Руслан достал из кармана халата перочинный ножик, разрезал антоновку на четвертинки, выковырял семечки и ловко с двух метров отправил щелбаном в мусорное ведро.
— Не сидится дома?
— Не сидится.
— А погулять?
— Не гуляется.
— А на музыку?
— У меня нет сегодня.
— Ты знаешь, вы такие странные, — думал он вслух, — и детскость… и взрослость… одновременно…
Я томилась за столом, уронив голову на руки, как пес на лапы.
— Можешь почитать, пока я проверяю. Я тебе Драгунского принес. «Он упал на траву». Хорошая повесть.
— Не читается что-то, Руслан Русланович.
— Попробуй, начни. Там про дружбу.
Я сидела и читала Драгунского до вечера, пока Руслан не собрался уходить. До конца оставалось совсем немного.
— Спасибо. Можно, я закладку оставлю?
— Возьми домой, — сказал Руслан. — Дочитаешь, вернешь.
Это было последнее наше чаепитие. Через неделю Алаева нашли повешенным в гараже. От отца ему досталась машина, старый ушастый «запор», и Руслан часто возился с ним после работы. Однажды он не вернулся вовремя домой. Жена всполошилась, пошла в гаражи. Дверка в воротах была не заперта. Жена включила свет и увидела. Руслан висел справа в углу. Он был уже два часа как мертв.
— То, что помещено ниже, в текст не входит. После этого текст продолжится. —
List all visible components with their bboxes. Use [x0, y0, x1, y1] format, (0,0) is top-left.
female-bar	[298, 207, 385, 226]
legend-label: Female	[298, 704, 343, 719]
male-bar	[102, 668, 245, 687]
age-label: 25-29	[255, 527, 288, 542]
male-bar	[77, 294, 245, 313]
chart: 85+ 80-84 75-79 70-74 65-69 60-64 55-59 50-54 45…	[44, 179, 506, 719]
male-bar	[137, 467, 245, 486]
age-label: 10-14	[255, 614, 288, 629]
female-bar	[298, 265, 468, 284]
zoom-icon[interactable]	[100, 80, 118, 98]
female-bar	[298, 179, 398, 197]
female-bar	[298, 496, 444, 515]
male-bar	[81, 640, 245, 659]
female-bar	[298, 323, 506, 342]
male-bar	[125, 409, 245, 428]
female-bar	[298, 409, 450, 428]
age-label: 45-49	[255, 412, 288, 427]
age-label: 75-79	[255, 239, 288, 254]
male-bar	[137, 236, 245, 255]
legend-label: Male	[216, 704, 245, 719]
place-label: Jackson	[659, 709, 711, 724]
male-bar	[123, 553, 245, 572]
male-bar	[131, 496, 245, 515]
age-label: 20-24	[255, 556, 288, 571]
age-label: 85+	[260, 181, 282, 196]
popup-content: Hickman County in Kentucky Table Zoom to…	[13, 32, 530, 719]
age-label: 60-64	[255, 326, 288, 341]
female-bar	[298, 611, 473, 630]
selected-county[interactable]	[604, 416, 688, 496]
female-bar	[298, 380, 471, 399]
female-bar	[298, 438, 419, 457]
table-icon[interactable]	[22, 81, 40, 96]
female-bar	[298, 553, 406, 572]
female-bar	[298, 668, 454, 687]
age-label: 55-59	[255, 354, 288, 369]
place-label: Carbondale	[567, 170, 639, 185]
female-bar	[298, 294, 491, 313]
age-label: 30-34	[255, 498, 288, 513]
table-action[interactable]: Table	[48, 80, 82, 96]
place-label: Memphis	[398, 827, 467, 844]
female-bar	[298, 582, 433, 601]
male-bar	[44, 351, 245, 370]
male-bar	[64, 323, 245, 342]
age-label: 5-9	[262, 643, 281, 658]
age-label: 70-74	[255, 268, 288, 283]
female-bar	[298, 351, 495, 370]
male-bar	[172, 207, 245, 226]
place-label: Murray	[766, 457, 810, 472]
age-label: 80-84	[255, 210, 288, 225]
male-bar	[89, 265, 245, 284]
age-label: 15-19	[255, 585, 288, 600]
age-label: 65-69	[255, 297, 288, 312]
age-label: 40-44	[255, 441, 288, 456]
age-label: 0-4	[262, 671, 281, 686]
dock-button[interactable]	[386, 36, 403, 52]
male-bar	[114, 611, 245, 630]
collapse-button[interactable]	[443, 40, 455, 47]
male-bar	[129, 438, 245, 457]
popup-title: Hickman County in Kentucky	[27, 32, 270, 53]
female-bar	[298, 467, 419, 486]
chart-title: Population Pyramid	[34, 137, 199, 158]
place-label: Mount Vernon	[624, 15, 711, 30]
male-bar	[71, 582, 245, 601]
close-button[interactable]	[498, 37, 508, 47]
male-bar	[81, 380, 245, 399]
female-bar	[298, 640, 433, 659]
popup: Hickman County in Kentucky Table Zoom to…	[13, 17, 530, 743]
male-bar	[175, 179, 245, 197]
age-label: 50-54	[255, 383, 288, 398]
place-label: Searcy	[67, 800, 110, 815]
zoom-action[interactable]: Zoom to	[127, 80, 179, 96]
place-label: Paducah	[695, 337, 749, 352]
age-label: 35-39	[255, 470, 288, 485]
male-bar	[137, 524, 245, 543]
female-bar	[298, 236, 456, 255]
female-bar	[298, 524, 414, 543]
Опера написали — самоубийство. Не может быть! — билась в истерике жена. Я тоже думаю, не может быть. Это как с Маяковским — кому придет в голову стреляться, только что купив новые ботинки? А Руслану в тот день дали зарплату. А еще он собирался с нами в поход.
Деньги. Их при Руслане не оказалось. Это было единственным аргументом, за который могла уцепиться жена. Но следователь сказал: не доказательство. А улик и свидетелей никаких. Никто ничего не видел, не слышал…
Неделю нам заменяли химию математикой, а потом РОНО прислало красавицу Анну Петровну Румянцеву, в которую мужская половина класса влюбилась незамедлительно. Успеваемость по химии не снизилась — мы продолжали получать четверки и пятерки. Классное руководство вернули Казетте. Мыть полы за других в ее кабинете уже не хотелось.
Лифшиц так и не разговаривал со мной после той глупой истории с видаком. Я все думала, может быть, объяснимся, помиримся — но нет. А я бы его простила.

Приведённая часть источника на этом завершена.